Un bagno a Varanasi

Sanjay Kumar e Yogesh Gupta: ovvero la capacità che non fa rima con arrampicamento sociale

16 ottobre 2003 Che ne dite di un’abluzione a Benares (Varanasi), laddove le acque del fiume sacro sanno riportare alla triangolazione più facile da comprendere, uomo, terra e dio (chiunque esso sia)?
La mistica sta all’India quanto il vil metallo agli Stati Uniti.
Eppure.
Eppure, parlando di “verdoni”, siamo tutti un po’ Paul Newman: conosciamo etica e anti-etica del colore dei soldi. Sappiamo riconoscere la fatica e dovremmo essere capaci di ragionare meritocraticamente.
Merito della cultura americana? Massì, va: in quanto a riconoscere la bravura delle persone, gli americani sono maestri.
A New York, nel 1976 arriva da Colombo, SriLanka (allora Ceylon) una famiglia di cingalesi: padre, madre, 4 figli, una valigia e 80 dollari in tasca del genitore.
Uno dei quattro discendenti si chiama Sanjay. Segnatevi questo nome.
Cosa avrebbe potuto chiedere una famiglia del genere all’economia statunitense? Il sogno americano più prosaico: pane per sé e istruzione per i figli.
Sanjay, quattordicenne, va a scuola.
All’epoca, nelle faccende comunitarie si usava ancora separare colored da white.
Un esempio erano le due file distinte per accedere alla mensa.
Sanjay chiede alla madre, da che parte deve mettersi uno che non è né bianco, né nero. Lei: dove la fila scorre più rapida.

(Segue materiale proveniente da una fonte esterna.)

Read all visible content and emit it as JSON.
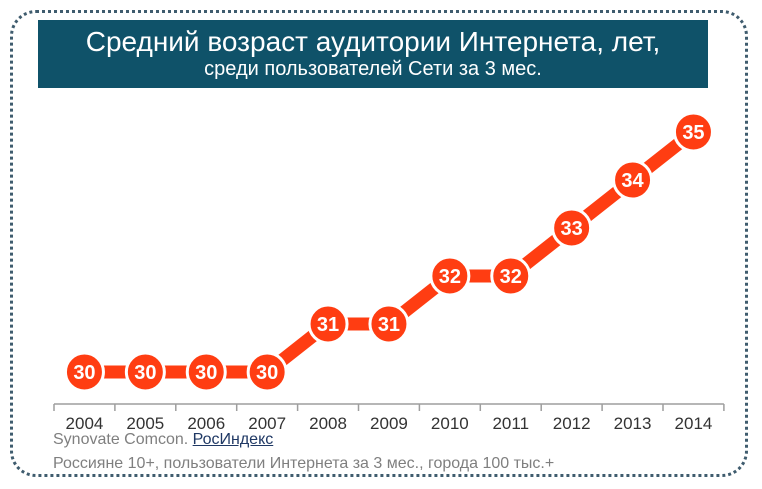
{
  "header": {
    "title": "Средний возраст аудитории Интернета, лет,",
    "subtitle": "среди пользователей Сети за 3 мес."
  },
  "chart_data": {
    "type": "line",
    "categories": [
      "2004",
      "2005",
      "2006",
      "2007",
      "2008",
      "2009",
      "2010",
      "2011",
      "2012",
      "2013",
      "2014"
    ],
    "values": [
      30,
      30,
      30,
      30,
      31,
      31,
      32,
      32,
      33,
      34,
      35
    ],
    "labels": [
      "30",
      "30",
      "30",
      "30",
      "31",
      "31",
      "32",
      "32",
      "33",
      "34",
      "35"
    ],
    "ylim": [
      29.5,
      35.5
    ],
    "grid": false,
    "line_color": "#ff3d12",
    "marker_color": "#ff3d12",
    "marker_text_color": "#ffffff"
  },
  "footer": {
    "source_prefix": "Synovate Comcon. ",
    "source_link": "РосИндекс",
    "note": "Россияне 10+, пользователи Интернета за 3 мес., города 100 тыс.+"
  }
}
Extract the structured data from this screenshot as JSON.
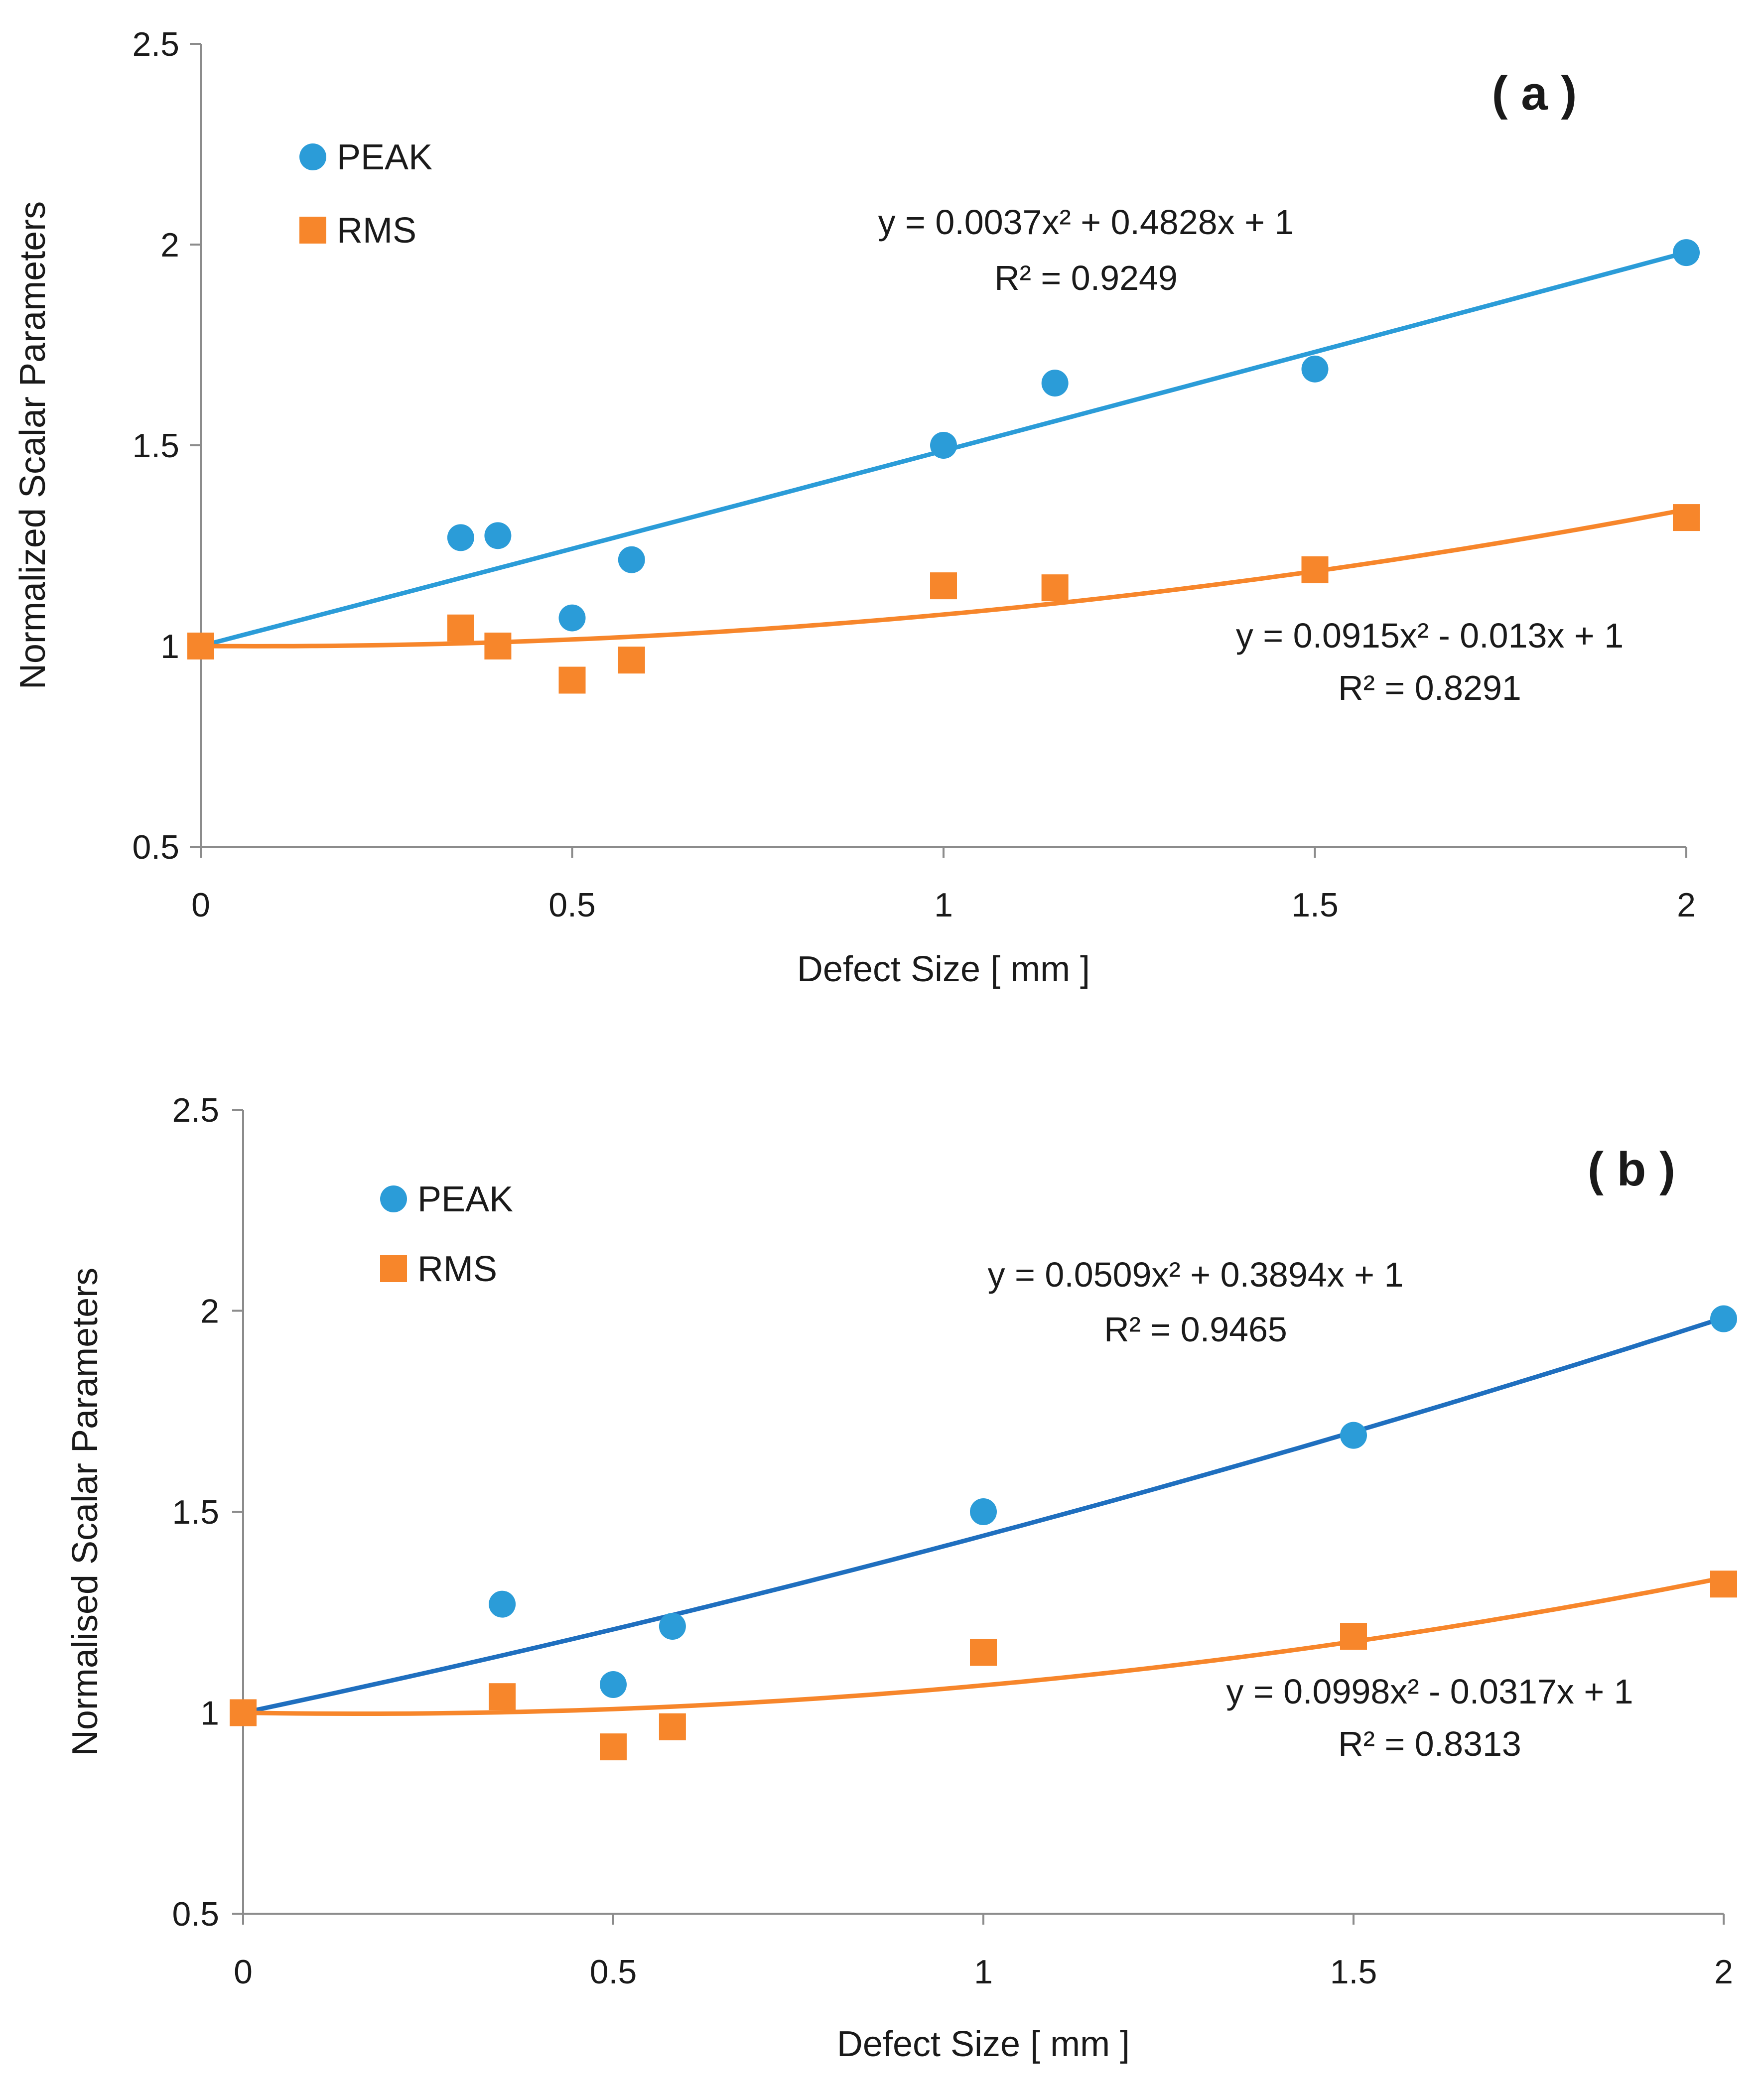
{
  "chart_data": [
    {
      "type": "scatter",
      "panel_label": "( a )",
      "xlabel": "Defect Size  [ mm ]",
      "ylabel": "Normalized Scalar Parameters",
      "xlim": [
        0,
        2
      ],
      "ylim": [
        0.5,
        2.5
      ],
      "x_ticks": [
        0,
        0.5,
        1,
        1.5,
        2
      ],
      "x_tick_labels": [
        "0",
        "0.5",
        "1",
        "1.5",
        "2"
      ],
      "y_ticks": [
        0.5,
        1,
        1.5,
        2,
        2.5
      ],
      "y_tick_labels": [
        "0.5",
        "1",
        "1.5",
        "2",
        "2.5"
      ],
      "legend_position": "top-left",
      "series": [
        {
          "name": "PEAK",
          "marker": "circle",
          "color": "#2b9cd8",
          "x": [
            0,
            0.35,
            0.4,
            0.5,
            0.58,
            1.0,
            1.15,
            1.5,
            2.0
          ],
          "y": [
            1.0,
            1.27,
            1.275,
            1.07,
            1.215,
            1.5,
            1.655,
            1.69,
            1.98
          ],
          "fit": {
            "a": 0.0037,
            "b": 0.4828,
            "c": 1,
            "color": "#2b9cd8"
          },
          "equation": "y = 0.0037x² + 0.4828x + 1",
          "r2": "R² = 0.9249"
        },
        {
          "name": "RMS",
          "marker": "square",
          "color": "#f7862b",
          "x": [
            0,
            0.35,
            0.4,
            0.5,
            0.58,
            1.0,
            1.15,
            1.5,
            2.0
          ],
          "y": [
            1.0,
            1.045,
            1.0,
            0.915,
            0.965,
            1.15,
            1.145,
            1.19,
            1.32
          ],
          "fit": {
            "a": 0.0915,
            "b": -0.013,
            "c": 1,
            "color": "#f7862b"
          },
          "equation": "y = 0.0915x² - 0.013x + 1",
          "r2": "R² = 0.8291"
        }
      ]
    },
    {
      "type": "scatter",
      "panel_label": "( b )",
      "xlabel": "Defect Size  [ mm ]",
      "ylabel": "Normalised Scalar Parameters",
      "xlim": [
        0,
        2
      ],
      "ylim": [
        0.5,
        2.5
      ],
      "x_ticks": [
        0,
        0.5,
        1,
        1.5,
        2
      ],
      "x_tick_labels": [
        "0",
        "0.5",
        "1",
        "1.5",
        "2"
      ],
      "y_ticks": [
        0.5,
        1,
        1.5,
        2,
        2.5
      ],
      "y_tick_labels": [
        "0.5",
        "1",
        "1.5",
        "2",
        "2.5"
      ],
      "legend_position": "top-left",
      "series": [
        {
          "name": "PEAK",
          "marker": "circle",
          "color": "#2b9cd8",
          "x": [
            0,
            0.35,
            0.5,
            0.58,
            1.0,
            1.5,
            2.0
          ],
          "y": [
            1.0,
            1.27,
            1.07,
            1.215,
            1.5,
            1.69,
            1.98
          ],
          "fit": {
            "a": 0.0509,
            "b": 0.3894,
            "c": 1,
            "color": "#1f6fbf"
          },
          "equation": "y = 0.0509x² + 0.3894x + 1",
          "r2": "R² = 0.9465"
        },
        {
          "name": "RMS",
          "marker": "square",
          "color": "#f7862b",
          "x": [
            0,
            0.35,
            0.5,
            0.58,
            1.0,
            1.5,
            2.0
          ],
          "y": [
            1.0,
            1.04,
            0.915,
            0.965,
            1.15,
            1.19,
            1.32
          ],
          "fit": {
            "a": 0.0998,
            "b": -0.0317,
            "c": 1,
            "color": "#f7862b"
          },
          "equation": "y = 0.0998x² - 0.0317x + 1",
          "r2": "R² = 0.8313"
        }
      ]
    }
  ]
}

In India si farà anche la fame, ma si studia. E se uno ha la fortuna di nascere nella casta buona, come Yogesh, di studi ne può fare.
Magari può laurearsi all’istituto tecnologico di Madras e andare a perfezionarsi negli States. Poi però si deve confrontare con il mercato del lavoro e dimostrare i suoi meriti.

Yogesh l’ha fatto.
Da grande è diventato Yogesh Gupta, chief technology officer, cioè numero due, di Computer Associates, la quarta software house al mondo, una società che, in scioltezza, genera un flusso di cassa operativo di un miliardo di dollari all’anno.
Il numero uno di quella società è Sanjay, che di cognome fa Kumar.

Ecco, forse è questo che manca a noi italiani, ma anche europei. No, non un quattordicenne che arrampichi socialmente. Piuttosto la capacità di svestirci da triti abiti mentali e di buttarci in un fiume purificatore.
Del resto la nobiltà è nata di qua dell’Atlantico.